Although your sleep pattern is mostly out of your control, you can work to train your body to wake up earlier or stay up later. Here are a few ways to change your sleep schedule:

  • Shift your sleep schedule gradually – It takes time to adjust to a new routine. If you’re trying to become a morning person, start by moving your wake-up time 15-20 minutes earlier every few days.
  • Stick to the same sleep schedule every day – Yes, even on weekends.
  • Take a short nap in the afternoon if you feel sleepy – But don’t overdo it. Fifteen to 30-minute naps are usually best. Long naps may leave you feeling groggy, and they could make it more difficult to fall asleep at bedtime.
  • Expose yourself to light – Start your morning by enjoying the sun’s rays, or get a sunrise alarm clock. This could make you feel more alert and awake as your day begins.
  • Put away electronics at least one hour before bed – Some studies suggest the light from electronic devices can impede your ability to fall asleep.
  • Limit your caffeine intake – Some people can feel the effects of caffeine for as much as seven hours after consumption.


Still curious about early birds vs night owls? Check out our FAQ section below.

What is the difference between night owls and early birds?

Like the names suggest, night owls tend to stay up late, while early birds go to bed early. That’s not the only difference between these two groups, though. Most notably, night owls feel more alert during the evening hours, and morning larks have the most energy when they first wake up in the morning.

Is it healthier to be a night owl or an early bird?

As long as each group gets an adequate amount of sleep, they’re both considered healthy. Society is better suited for morning people, however, so that could give this group a slight advantage. If night owls aren’t able to shift their work and life schedules, they may end up feeling sleep deprived and anxious.

How do you go from night owl to early bird?

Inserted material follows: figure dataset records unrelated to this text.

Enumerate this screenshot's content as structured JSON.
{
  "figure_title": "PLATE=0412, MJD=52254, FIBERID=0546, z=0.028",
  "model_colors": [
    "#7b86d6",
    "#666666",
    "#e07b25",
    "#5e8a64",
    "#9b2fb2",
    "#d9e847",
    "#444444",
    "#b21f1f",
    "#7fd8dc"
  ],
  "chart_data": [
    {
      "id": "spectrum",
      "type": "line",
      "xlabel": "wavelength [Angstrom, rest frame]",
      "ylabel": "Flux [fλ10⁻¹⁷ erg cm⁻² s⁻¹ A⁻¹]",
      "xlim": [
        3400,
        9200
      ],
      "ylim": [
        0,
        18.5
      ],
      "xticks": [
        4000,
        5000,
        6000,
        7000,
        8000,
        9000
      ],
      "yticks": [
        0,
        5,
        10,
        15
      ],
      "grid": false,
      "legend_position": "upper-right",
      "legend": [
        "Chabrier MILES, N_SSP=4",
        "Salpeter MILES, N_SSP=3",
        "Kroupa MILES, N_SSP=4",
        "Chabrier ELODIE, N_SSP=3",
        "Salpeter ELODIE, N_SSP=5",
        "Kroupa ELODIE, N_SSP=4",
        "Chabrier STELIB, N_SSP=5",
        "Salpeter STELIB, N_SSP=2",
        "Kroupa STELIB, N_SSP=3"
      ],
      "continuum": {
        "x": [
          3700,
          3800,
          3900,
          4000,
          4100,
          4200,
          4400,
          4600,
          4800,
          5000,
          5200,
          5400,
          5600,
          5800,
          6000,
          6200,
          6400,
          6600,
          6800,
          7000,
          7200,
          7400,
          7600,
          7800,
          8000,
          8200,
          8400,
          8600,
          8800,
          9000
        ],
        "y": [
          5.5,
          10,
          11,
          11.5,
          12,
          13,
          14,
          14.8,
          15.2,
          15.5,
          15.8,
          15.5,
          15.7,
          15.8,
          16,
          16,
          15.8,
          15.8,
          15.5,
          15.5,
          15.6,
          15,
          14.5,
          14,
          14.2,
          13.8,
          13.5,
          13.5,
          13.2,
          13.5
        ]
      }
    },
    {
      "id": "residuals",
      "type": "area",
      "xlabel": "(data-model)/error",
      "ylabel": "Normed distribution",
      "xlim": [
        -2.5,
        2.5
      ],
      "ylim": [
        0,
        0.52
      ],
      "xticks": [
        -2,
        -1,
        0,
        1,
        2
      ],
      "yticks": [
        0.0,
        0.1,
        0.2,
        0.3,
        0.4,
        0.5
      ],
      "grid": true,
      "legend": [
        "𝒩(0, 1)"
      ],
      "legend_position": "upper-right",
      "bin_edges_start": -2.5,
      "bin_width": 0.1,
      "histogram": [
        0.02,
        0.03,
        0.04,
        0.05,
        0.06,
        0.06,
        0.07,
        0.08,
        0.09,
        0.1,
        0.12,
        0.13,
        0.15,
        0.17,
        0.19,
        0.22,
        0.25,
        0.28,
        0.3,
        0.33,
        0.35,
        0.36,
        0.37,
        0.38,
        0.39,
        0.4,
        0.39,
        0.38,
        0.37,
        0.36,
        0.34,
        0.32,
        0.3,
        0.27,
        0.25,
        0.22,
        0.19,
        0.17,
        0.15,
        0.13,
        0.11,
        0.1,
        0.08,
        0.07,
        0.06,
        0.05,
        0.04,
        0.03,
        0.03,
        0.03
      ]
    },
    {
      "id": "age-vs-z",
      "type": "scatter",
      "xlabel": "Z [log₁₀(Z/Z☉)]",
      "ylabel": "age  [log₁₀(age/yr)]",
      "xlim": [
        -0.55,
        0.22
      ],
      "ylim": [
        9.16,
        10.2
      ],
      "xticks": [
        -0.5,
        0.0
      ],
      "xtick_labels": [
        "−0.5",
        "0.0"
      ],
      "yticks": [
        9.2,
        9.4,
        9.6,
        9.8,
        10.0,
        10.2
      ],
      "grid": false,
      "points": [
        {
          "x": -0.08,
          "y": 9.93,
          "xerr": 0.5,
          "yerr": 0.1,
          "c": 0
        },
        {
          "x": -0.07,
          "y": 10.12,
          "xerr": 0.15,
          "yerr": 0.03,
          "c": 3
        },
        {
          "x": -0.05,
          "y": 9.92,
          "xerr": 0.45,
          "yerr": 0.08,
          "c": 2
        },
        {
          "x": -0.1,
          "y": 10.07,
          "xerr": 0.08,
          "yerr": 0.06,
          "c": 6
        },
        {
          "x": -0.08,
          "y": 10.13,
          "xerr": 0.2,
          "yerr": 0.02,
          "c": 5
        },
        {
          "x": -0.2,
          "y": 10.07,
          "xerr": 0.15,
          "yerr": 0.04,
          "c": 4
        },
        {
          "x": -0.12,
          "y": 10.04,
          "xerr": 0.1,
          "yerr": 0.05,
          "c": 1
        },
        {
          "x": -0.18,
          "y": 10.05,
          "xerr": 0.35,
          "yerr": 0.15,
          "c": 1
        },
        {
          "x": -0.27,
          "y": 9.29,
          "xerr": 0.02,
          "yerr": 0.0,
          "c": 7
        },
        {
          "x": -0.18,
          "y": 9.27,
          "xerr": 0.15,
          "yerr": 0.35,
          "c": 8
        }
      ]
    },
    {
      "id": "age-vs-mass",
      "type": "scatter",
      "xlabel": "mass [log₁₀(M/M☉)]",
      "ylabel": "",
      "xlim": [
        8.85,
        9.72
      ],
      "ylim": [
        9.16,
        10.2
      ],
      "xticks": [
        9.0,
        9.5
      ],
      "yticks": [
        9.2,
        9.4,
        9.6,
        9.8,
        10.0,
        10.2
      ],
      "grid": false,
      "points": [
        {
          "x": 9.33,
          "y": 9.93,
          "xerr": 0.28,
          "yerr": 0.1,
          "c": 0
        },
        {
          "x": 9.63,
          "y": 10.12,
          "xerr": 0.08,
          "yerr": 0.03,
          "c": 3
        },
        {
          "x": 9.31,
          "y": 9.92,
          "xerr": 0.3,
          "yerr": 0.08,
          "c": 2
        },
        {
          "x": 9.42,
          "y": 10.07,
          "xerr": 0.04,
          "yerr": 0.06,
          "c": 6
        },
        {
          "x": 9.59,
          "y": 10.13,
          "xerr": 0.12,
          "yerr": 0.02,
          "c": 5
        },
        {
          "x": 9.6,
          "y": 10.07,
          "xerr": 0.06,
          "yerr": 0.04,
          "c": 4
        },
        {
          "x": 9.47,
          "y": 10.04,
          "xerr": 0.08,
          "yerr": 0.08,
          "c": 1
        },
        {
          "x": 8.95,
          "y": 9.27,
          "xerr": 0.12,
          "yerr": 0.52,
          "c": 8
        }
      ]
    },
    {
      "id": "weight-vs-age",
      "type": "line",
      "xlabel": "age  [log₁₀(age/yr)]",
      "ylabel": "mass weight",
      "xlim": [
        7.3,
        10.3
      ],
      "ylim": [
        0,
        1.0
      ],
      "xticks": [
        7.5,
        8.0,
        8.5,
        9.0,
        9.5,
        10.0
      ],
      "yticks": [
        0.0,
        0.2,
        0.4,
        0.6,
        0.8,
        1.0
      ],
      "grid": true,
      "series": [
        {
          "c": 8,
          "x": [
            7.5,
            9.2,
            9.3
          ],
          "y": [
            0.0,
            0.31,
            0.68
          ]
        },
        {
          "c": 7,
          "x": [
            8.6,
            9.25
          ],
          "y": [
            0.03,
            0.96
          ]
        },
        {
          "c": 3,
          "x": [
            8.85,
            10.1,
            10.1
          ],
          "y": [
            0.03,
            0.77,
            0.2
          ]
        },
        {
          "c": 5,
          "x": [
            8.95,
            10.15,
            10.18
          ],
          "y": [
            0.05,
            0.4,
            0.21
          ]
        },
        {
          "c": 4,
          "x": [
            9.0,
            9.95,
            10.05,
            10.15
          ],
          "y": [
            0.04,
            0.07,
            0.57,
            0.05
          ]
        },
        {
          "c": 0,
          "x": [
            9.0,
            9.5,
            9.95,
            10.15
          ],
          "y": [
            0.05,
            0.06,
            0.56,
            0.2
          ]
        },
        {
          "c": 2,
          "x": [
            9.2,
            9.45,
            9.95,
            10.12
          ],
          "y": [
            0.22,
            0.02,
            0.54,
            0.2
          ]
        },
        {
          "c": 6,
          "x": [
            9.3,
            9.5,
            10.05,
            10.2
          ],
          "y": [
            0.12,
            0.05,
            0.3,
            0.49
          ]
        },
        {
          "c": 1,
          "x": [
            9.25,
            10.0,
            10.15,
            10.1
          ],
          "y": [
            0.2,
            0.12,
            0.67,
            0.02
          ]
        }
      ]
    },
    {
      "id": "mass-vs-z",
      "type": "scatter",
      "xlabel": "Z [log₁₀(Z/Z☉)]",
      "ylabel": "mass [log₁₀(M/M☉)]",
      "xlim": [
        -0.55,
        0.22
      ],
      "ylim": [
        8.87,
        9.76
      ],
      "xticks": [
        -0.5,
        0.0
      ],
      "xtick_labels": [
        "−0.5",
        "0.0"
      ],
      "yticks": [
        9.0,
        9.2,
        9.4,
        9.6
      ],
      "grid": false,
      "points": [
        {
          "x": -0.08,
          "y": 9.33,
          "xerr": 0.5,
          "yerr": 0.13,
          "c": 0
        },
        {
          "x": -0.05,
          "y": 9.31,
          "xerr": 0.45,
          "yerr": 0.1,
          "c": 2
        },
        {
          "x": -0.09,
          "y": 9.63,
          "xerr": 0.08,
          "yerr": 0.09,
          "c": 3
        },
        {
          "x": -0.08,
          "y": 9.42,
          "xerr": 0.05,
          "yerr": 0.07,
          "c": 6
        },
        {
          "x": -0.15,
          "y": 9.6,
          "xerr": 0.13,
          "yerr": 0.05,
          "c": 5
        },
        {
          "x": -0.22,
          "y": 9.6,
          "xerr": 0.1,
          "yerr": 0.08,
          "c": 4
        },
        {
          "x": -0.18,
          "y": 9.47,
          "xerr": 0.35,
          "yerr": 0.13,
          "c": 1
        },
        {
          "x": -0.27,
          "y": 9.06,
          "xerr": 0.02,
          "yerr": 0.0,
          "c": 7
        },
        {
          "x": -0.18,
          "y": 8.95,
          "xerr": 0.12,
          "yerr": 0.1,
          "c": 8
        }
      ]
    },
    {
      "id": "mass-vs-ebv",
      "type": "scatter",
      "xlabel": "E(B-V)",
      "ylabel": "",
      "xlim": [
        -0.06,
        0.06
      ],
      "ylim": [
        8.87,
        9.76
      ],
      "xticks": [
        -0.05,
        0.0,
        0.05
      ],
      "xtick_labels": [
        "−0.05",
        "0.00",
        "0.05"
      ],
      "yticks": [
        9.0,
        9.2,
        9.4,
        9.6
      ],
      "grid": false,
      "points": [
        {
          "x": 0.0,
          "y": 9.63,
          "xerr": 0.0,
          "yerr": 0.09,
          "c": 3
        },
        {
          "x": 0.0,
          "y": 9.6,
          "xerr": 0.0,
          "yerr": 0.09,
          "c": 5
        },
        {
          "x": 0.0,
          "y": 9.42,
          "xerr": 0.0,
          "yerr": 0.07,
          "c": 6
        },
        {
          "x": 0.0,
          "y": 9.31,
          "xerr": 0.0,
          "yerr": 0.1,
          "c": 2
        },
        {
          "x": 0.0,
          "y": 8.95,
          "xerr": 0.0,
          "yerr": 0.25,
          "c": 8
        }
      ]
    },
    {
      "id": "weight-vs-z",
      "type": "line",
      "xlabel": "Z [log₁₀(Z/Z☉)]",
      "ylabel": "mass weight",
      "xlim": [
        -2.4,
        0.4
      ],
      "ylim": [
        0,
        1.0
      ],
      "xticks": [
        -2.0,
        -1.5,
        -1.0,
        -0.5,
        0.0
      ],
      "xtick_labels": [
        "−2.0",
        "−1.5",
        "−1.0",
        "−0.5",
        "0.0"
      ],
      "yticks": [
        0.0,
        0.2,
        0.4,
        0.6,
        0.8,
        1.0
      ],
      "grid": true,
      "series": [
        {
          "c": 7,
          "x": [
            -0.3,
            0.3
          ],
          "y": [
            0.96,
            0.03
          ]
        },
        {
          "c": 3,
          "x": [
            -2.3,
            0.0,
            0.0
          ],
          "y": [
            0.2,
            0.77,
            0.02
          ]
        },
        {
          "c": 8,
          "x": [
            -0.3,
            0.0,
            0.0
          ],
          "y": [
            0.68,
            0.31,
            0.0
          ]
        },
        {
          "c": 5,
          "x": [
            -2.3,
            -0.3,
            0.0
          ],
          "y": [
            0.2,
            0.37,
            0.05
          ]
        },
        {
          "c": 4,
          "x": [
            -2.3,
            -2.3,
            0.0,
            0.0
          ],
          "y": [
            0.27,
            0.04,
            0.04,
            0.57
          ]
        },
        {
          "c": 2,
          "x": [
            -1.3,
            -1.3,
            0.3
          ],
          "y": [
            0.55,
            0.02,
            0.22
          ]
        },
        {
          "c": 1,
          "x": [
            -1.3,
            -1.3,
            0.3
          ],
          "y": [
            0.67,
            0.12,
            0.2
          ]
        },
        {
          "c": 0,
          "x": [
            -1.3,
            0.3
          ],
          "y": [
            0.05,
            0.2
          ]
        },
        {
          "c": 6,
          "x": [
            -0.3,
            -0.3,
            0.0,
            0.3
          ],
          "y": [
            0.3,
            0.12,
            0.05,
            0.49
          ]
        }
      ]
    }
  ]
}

With patience and consistency, you can change your sleep patterns. It’s important to remember, especially if you’re trying to become more of a morning lark, to slowly shift your sleep schedule. Izzo suggests the timed use of melatonin and bright light exposure to begin falling asleep and waking up earlier.

Use low dose melatonin (0.5-3 mg) 90 minutes before your intended bedtime and then at least 30 minutes of bright light exposure upon awakening in the morning,” Izzo says. “If you have a natural night owl chronotype, your sleep phase will naturally want to drift later if you don’t keep up these maintenance treatments to encourage your brain to sleep at an earlier time.”